Potential Relief for Patients With Inflammatory Bowel Disease
Researchers from California, Japan and Israel may have discovered a potential form of relief for patients with inflammatory bowel disease.
More than 1 million Americans are estimated to have ulcerative colitis or Crohn’s disease — the two major forms of inflammatory bowel disease. These conditions, which can be painful and debilitating, can cause chronic inflammation of the digestive tracts.
Patients with inflammatory bowel disease suffer bouts of watery diarrhea and abdominal pain. There is no known medical cure for either ulcerative colitis or Crohn’s disease, although medications can help symptoms.

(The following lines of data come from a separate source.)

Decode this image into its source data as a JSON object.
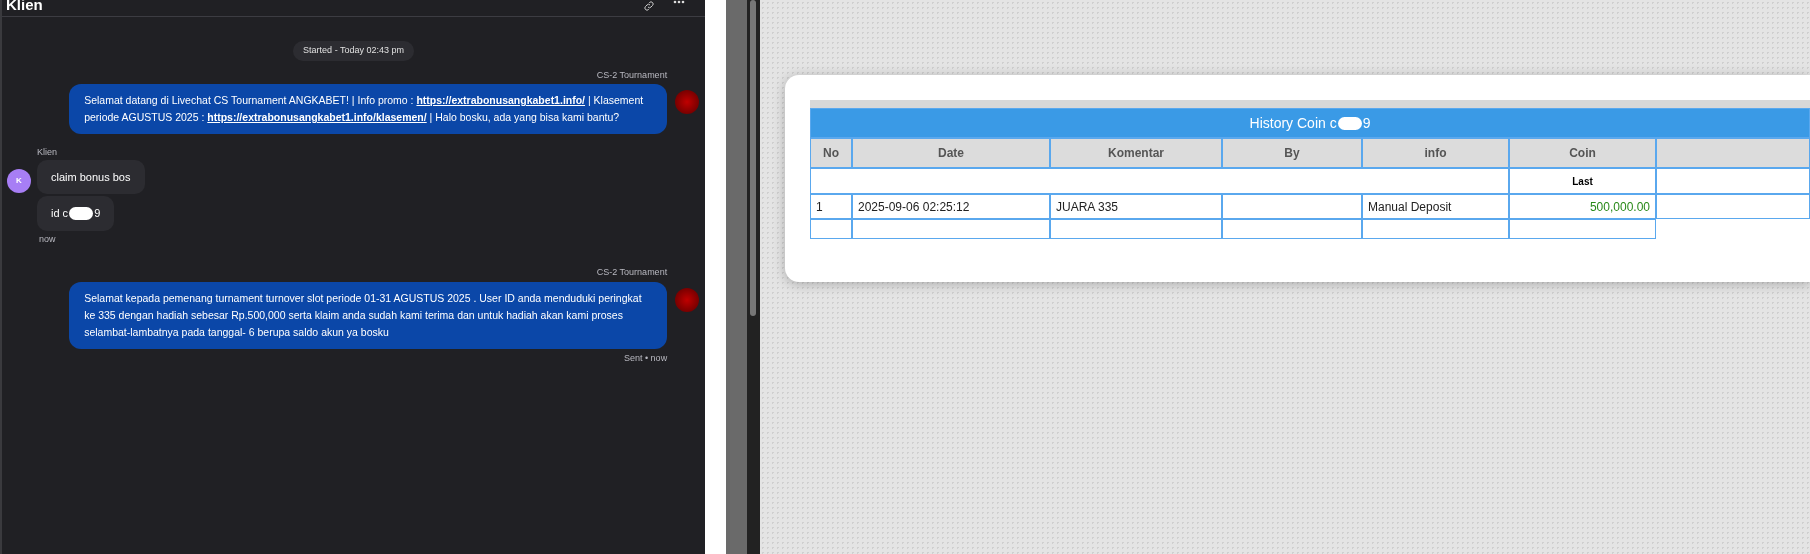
{
  "chat": {
    "title": "Klien",
    "date_divider": "Started - Today 02:43 pm",
    "messages": [
      {
        "kind": "agent",
        "sender": "CS-2 Tournament",
        "parts": [
          {
            "kind": "text",
            "text": "Selamat datang di Livechat CS Tournament ANGKABET! | Info promo : "
          },
          {
            "kind": "link",
            "text": "https://extrabonusangkabet1.info/"
          },
          {
            "kind": "text",
            "text": " | Klasement periode AGUSTUS 2025 : "
          },
          {
            "kind": "link",
            "text": "https://extrabonusangkabet1.info/klasemen/"
          },
          {
            "kind": "text",
            "text": " | Halo bosku, ada yang bisa kami bantu?"
          }
        ]
      },
      {
        "kind": "client",
        "sender": "Klien",
        "avatar": "K",
        "bubbles": [
          {
            "parts": [
              "claim bonus bos"
            ],
            "redacted": false
          },
          {
            "parts": [
              "id c",
              "9"
            ],
            "redacted": true
          }
        ],
        "time": "now"
      },
      {
        "kind": "agent",
        "sender": "CS-2 Tournament",
        "parts": [
          {
            "kind": "text",
            "text": "Selamat kepada pemenang turnament turnover slot periode 01-31 AGUSTUS 2025 . User ID anda menduduki peringkat ke 335 dengan hadiah sebesar Rp.500,000 serta klaim anda sudah kami terima dan untuk hadiah akan kami proses selambat-lambatnya pada tanggal- 6 berupa saldo akun ya bosku"
          }
        ],
        "status": "Sent • now"
      }
    ]
  },
  "history": {
    "title_parts": [
      "History Coin c",
      "9"
    ],
    "title_redacted": true,
    "columns": [
      "No",
      "Date",
      "Komentar",
      "By",
      "info",
      "Coin"
    ],
    "subheader": "Last",
    "rows": [
      {
        "cells": [
          "1",
          "2025-09-06 02:25:12",
          "JUARA 335",
          null,
          "Manual Deposit",
          "500,000.00"
        ]
      }
    ]
  }
}
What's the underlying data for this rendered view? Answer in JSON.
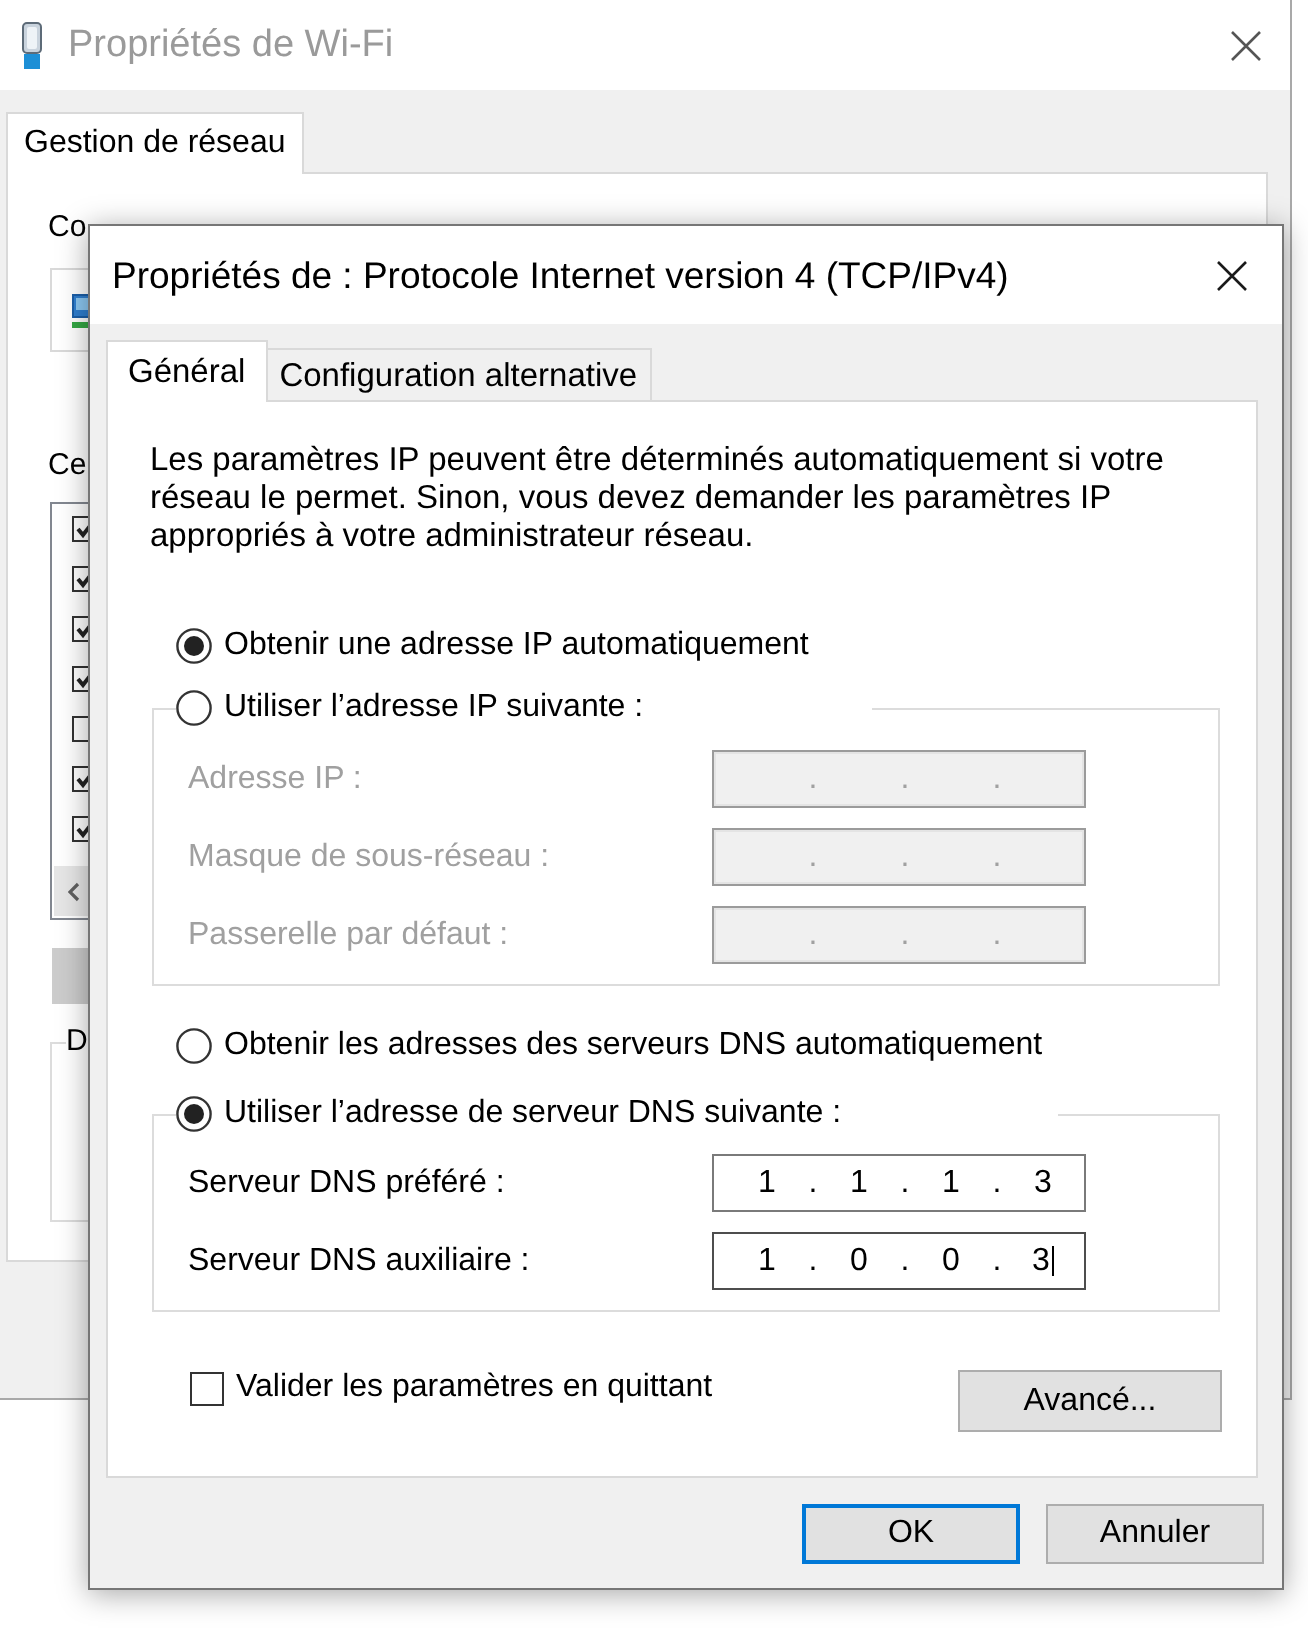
{
  "background_window": {
    "title": "Propriétés de Wi-Fi",
    "active": false,
    "tabs": [
      {
        "label": "Gestion de réseau",
        "selected": true
      }
    ],
    "connection_label": "Co",
    "components_label": "Ce",
    "components": [
      {
        "checked": true
      },
      {
        "checked": true
      },
      {
        "checked": true
      },
      {
        "checked": true
      },
      {
        "checked": false
      },
      {
        "checked": true
      },
      {
        "checked": true
      }
    ],
    "description_label": "D"
  },
  "dialog": {
    "title": "Propriétés de : Protocole Internet version 4 (TCP/IPv4)",
    "active": true,
    "tabs": [
      {
        "label": "Général",
        "selected": true
      },
      {
        "label": "Configuration alternative",
        "selected": false
      }
    ],
    "intro": "Les paramètres IP peuvent être déterminés automatiquement si votre réseau le permet. Sinon, vous devez demander les paramètres IP appropriés à votre administrateur réseau.",
    "ip_mode": [
      {
        "label": "Obtenir une adresse IP automatiquement",
        "selected": true
      },
      {
        "label": "Utiliser l’adresse IP suivante :",
        "selected": false
      }
    ],
    "ip_fields": [
      {
        "label": "Adresse IP :",
        "value": ". . .",
        "disabled": true,
        "focused": false
      },
      {
        "label": "Masque de sous-réseau :",
        "value": ". . .",
        "disabled": true,
        "focused": false
      },
      {
        "label": "Passerelle par défaut :",
        "value": ". . .",
        "disabled": true,
        "focused": false
      }
    ],
    "dns_mode": [
      {
        "label": "Obtenir les adresses des serveurs DNS automatiquement",
        "selected": false
      },
      {
        "label": "Utiliser l’adresse de serveur DNS suivante :",
        "selected": true
      }
    ],
    "dns_fields": [
      {
        "label": "Serveur DNS préféré :",
        "value": "1 . 1 . 1 . 3",
        "disabled": false,
        "focused": false
      },
      {
        "label": "Serveur DNS auxiliaire :",
        "value": "1 . 0 . 0 . 3",
        "disabled": false,
        "focused": true
      }
    ],
    "validate_on_exit": {
      "label": "Valider les paramètres en quittant",
      "checked": false
    },
    "advanced_button": "Avancé...",
    "buttons": [
      {
        "label": "OK",
        "default": true
      },
      {
        "label": "Annuler",
        "default": false
      }
    ]
  }
}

Recently, researchers at the University of California, San Diego, School of Medicine and their colleagues in Japan and Israel published evidence showing an anti-inflammatory therapy offered relief in mouse models of Crohn’s disease and ulcerative colitis.
The researchers explored how an immune system molecule called Toll-like receptor 9 eases inflammation.
Agents that activate Toll-like receptor 9, or TLR9, were given to two different groups of mice that appeared similar but were from different genetic strains. Reactions were different in the two strains of mice. The TLR9 activators inhibited the severity of experimental colitis but had no effect on the other group of mice.
To understand why the mice reacted differently, the researchers used a variety of approaches to explore why one strain responded to therapy, and the other was resistant. They determined the TLR9-induced protection occurs when proteins called type 1 IFN-alpha and IFN-beta were activated.
One of the study author’s indicated the team’s results point to an important protective and potential therapeutic role for type 1 IFN-alpha and IFN-beta.